NEWS – “without comment”


Posted by: Ian (D. Withers)

England: Use of out of-court disposals by police out of control, magistrates warn

Magistrates in England and Wales have accused the police of undermining open justice by dealing with violent offenders behind closed doors.

ILN: 9th January 2023

In a report, the Magistrates’ Association warned against the “inconsistent” use of out-of-court punishments, many of which are tougher than those magistrates may impose.

Ministry of Justice (MoJ) figures indicate that police meted out punishments without any recourse to the courts in more than 200,000 cases in the year to June 2022.

Despite the fact that these punishments are meant for “lower level” crimes and first-time offenders, the association said it had found that they were actually being used for serious offences too such as assaults, domestic abuse, hate crime and repeat knife offenders – who by law should be imprisoned.

The increase in the use of out of-court disposals (OOCDS) has occurred “haphazardly, without appropriate oversight and scrutiny” and represented a “troubling and largely unchecked transfer of power from the courts to the police”.

OOCDS range from community resolutions to cautions and may be handed out by police where accused persons admit guilt.

The most widely used are community resolutions, which account for nearly 139,000 of the punishments, an increase of almost 40 per cent from 102,000 four years ago.

They mandate that the offender apologises to those they have wronged and carry out reparation. In doing so they avoid a criminal record and do not receive a police caution.

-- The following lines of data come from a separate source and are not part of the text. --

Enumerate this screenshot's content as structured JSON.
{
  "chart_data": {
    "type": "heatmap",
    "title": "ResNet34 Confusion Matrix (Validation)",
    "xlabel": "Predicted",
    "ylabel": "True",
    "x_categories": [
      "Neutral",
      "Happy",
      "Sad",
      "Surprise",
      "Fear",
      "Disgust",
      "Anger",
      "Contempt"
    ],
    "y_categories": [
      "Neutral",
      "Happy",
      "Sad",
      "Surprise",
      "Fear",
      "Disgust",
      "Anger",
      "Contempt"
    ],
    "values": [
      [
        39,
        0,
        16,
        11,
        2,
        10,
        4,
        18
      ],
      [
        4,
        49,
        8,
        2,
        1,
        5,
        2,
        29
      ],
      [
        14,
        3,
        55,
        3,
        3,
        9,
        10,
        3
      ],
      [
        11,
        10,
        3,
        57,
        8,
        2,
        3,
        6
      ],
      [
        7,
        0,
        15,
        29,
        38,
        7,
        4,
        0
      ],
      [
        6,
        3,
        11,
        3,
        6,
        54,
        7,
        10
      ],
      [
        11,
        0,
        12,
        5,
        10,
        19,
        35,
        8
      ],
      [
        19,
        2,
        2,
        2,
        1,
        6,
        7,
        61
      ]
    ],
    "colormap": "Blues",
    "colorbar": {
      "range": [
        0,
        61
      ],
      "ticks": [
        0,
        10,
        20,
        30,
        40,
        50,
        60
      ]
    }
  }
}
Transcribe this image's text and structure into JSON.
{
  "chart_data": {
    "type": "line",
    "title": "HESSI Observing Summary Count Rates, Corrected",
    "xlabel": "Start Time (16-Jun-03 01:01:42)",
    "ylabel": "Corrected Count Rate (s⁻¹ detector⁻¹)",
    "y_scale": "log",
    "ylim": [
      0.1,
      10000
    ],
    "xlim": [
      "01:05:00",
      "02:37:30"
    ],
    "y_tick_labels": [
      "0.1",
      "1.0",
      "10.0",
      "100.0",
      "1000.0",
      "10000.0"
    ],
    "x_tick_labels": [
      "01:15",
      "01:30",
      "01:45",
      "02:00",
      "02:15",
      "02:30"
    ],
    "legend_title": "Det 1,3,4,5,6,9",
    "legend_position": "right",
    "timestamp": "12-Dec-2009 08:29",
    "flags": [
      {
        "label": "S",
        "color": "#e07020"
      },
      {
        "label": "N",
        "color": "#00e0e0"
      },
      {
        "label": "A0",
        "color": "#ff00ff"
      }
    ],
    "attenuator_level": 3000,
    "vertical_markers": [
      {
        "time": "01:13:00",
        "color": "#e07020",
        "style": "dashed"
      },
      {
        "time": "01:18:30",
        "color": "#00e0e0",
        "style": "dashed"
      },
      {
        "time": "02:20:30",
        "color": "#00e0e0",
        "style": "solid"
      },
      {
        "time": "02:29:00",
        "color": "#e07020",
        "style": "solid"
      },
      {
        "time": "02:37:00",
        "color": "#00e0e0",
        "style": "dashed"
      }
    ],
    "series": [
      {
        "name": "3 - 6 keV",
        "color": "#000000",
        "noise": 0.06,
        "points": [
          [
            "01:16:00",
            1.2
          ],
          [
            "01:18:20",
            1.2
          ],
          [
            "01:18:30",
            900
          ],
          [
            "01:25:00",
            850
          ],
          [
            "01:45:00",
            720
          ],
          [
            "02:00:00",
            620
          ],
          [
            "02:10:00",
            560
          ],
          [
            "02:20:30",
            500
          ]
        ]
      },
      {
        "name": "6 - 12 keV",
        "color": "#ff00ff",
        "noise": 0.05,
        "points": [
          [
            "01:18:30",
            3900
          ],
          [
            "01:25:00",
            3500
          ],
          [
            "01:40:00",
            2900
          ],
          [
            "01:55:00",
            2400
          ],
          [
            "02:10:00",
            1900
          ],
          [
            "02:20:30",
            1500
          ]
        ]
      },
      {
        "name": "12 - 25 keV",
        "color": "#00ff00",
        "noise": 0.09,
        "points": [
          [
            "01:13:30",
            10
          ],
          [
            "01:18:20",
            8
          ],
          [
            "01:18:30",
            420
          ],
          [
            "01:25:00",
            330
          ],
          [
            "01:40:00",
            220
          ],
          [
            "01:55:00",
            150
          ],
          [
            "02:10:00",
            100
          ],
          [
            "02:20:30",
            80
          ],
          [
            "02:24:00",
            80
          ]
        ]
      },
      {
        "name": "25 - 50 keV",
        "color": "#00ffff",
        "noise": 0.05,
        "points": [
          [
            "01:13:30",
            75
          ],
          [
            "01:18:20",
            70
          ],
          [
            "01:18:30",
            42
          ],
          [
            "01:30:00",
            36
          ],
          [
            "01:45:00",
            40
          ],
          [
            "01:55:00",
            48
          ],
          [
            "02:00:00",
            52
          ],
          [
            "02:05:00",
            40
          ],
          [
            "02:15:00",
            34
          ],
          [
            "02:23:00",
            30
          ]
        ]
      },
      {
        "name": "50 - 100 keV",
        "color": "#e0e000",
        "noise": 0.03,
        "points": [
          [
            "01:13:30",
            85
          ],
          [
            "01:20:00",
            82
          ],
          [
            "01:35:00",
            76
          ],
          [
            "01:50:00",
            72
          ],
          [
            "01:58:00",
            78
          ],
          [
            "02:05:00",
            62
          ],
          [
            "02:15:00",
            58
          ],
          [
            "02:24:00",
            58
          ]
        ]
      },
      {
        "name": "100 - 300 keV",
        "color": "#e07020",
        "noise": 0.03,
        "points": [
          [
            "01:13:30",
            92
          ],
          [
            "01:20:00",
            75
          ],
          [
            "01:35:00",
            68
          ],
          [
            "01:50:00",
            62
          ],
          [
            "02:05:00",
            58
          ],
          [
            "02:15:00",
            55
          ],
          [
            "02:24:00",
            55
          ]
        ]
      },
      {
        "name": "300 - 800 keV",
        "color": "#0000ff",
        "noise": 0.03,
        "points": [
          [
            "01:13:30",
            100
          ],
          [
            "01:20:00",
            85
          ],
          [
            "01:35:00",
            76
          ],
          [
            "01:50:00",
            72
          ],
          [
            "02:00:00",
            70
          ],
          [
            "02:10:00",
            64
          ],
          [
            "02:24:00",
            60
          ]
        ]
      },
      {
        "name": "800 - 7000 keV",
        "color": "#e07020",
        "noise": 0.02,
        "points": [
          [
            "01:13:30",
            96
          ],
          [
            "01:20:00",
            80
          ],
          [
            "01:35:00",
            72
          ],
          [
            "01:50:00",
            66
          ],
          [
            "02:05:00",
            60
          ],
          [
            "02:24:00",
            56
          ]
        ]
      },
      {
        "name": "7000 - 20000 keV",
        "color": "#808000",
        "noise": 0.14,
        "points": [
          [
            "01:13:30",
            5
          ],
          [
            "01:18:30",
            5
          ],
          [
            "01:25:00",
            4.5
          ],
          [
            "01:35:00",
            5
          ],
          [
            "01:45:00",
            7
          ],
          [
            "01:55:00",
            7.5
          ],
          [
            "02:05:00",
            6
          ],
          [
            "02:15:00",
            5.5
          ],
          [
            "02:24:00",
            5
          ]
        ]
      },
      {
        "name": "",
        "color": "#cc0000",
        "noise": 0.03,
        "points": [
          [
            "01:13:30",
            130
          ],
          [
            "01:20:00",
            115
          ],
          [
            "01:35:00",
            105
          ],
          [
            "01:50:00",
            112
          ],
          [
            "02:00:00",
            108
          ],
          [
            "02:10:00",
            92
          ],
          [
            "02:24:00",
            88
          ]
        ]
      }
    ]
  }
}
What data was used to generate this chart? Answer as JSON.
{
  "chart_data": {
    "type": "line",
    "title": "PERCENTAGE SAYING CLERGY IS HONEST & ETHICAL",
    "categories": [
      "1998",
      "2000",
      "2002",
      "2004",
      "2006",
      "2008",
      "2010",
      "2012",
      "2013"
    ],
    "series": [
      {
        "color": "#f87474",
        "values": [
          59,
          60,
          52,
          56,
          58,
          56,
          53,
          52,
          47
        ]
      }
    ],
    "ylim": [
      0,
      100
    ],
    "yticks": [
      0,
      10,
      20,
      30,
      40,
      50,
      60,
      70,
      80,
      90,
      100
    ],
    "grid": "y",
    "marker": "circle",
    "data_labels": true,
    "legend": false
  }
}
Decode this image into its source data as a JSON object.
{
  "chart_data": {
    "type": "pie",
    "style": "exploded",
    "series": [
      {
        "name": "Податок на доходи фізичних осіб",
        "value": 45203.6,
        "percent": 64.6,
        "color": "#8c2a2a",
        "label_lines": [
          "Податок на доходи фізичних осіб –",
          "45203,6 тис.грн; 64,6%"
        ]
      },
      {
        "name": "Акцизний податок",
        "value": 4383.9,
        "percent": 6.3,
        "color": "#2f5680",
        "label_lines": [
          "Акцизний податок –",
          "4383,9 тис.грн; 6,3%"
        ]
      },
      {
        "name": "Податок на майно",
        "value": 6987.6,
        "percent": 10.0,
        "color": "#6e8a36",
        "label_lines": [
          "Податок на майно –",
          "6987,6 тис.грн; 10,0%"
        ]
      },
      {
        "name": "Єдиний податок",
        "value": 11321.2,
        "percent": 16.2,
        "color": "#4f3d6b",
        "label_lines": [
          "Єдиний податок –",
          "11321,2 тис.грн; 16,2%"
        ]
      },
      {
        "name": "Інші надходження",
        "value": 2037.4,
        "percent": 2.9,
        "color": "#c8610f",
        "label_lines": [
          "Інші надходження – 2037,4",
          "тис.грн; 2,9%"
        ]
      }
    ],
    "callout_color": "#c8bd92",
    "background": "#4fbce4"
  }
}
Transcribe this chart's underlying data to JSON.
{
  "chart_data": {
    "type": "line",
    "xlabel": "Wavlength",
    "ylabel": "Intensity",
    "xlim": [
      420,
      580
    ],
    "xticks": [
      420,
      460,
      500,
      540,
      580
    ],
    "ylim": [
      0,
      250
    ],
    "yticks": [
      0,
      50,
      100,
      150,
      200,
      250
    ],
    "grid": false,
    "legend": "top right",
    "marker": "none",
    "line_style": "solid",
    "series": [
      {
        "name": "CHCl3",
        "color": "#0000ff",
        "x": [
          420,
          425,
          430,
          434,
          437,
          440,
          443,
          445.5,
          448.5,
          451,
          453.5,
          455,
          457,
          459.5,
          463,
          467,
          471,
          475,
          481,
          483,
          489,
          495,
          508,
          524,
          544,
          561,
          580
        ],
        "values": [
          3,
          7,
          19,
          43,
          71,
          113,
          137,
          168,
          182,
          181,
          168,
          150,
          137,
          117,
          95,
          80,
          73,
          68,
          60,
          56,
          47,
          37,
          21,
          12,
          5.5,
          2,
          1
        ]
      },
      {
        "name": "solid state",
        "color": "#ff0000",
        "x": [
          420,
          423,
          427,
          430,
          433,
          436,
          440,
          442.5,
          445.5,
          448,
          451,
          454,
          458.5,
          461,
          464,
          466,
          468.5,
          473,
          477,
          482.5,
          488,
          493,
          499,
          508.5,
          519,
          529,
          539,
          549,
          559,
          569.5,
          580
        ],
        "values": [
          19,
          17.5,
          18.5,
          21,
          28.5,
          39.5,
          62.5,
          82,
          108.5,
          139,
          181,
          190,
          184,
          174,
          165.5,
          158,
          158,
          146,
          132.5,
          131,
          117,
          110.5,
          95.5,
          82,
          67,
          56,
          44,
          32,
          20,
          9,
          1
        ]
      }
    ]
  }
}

In order to ensure that police are held to account in the application of OOCDS, individual forces are supposed to establish scrutiny panels. The association said, however, that four of the 43 forces have no such panels and that most of the panels failed to publish their findings.

Mark Beattie, association chair, said: “These results demonstrate a disturbing lack of national consistency of scrutiny by police and crime commissioners for a substantial level of criminal justice administration. The increasing number of serious offences dealt with by OOCDS seems to be developing unchecked.

“There needs to be a national review by the government and the senior judiciary to ensure the OOCD system operates in the interests of justice with proper transparency and accountability, and that it does not fly under the radar of good-quality justice.”